FYI only. Usual caveats.

https://fresno.craigslist.org/msg/4627525677.html

mrmando
Aug-30-2014, 11:40pm
The Ovation mandocello was never manufactured outside the U.S.

Ted Eschliman
Aug-31-2014, 8:11am
Not an unreasonable price. Not a steal, either. Sometimes I wish I still had my Ovation, but the technique is so different than mandolin or mandola, and I didn't want to invest the time developing it.

clobflute
Aug-31-2014, 11:33am
Not an unreasonable price. Not a steal, either. Sometimes I wish I still had my Ovation, but the technique is so different than mandolin or mandola, and I didn't want to invest the time developing it.

:eek:

Maybe I'm just the kind of guy who finds it easy to fall in love with anything of the aesthetic order that sounds as glorious as a mandocello's earthy resonance. I've only been playing mandolin for a year (on and off) and moved up to a mandocello at the start of the summer holiday. I couldn't find an Ovation mandocello this side of the Atlantic and opted for a Hathway mandocello which is extremely well built (same make as the Jethro Tull guys' bouzouki - and sad to hear their bassist died this weekend too).

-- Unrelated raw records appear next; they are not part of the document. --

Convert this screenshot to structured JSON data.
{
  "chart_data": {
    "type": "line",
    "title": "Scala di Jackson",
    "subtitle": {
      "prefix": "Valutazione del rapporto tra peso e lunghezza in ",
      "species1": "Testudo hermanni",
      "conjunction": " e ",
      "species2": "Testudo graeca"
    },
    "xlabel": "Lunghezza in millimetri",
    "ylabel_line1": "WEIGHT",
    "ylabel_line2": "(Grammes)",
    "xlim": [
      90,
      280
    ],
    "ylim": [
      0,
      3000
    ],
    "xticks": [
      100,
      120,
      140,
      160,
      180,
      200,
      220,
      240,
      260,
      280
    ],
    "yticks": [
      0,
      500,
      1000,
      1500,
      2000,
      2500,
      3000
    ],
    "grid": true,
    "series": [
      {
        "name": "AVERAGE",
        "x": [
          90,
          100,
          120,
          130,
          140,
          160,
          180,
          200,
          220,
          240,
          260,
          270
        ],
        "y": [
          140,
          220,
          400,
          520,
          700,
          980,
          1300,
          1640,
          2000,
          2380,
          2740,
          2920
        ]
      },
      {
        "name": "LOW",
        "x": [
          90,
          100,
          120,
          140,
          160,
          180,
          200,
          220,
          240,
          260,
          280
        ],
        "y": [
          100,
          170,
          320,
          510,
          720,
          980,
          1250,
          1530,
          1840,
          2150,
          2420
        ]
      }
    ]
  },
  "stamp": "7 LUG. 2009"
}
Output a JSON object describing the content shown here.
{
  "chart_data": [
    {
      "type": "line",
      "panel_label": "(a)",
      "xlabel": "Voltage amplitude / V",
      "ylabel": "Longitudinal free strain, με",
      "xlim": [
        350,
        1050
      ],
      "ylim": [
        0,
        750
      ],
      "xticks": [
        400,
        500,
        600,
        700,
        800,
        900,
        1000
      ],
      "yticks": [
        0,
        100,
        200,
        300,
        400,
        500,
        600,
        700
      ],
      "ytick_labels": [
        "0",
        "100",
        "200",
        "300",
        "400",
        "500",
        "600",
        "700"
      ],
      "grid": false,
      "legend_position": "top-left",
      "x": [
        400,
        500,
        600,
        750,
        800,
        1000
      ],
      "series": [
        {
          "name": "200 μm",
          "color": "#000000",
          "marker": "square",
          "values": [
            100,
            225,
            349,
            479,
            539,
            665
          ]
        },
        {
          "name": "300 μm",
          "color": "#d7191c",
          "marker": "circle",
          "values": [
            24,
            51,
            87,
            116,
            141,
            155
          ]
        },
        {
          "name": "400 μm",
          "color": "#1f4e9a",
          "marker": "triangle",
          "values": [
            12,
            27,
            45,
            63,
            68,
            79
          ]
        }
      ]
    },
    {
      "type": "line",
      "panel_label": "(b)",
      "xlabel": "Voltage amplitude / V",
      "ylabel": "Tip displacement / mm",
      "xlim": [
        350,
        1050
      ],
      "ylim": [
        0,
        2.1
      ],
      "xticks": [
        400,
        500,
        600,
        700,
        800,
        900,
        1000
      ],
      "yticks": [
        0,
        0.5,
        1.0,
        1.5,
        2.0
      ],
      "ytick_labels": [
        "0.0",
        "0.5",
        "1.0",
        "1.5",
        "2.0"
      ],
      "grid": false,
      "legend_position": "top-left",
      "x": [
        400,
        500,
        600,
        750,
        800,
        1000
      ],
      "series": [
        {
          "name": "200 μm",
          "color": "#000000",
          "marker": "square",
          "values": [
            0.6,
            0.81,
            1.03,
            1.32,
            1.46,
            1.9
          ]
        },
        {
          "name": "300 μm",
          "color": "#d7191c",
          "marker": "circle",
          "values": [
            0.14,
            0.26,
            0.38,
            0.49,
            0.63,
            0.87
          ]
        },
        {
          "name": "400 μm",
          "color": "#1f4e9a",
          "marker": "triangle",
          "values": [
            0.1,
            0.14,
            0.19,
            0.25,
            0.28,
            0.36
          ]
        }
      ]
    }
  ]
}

I think I've worked out how to play the first 20 seconds of Bach's cello prelude on it now. Mostly the finger strength to hold down those 4 steel tensile rope strings is the challenge to finger dexterity. I know a lot of people don't like taking up a new instrument when they're just trying to get to grips with a smaller one, but being deprived in the city, living on traffic noise, sirens, high pitched screaming voices of babies and others, it's really comforting and reassuring having the deep echoing boom of the mandocello being played.

Any well made mandocello is an amazing way to open up one's sonic experience!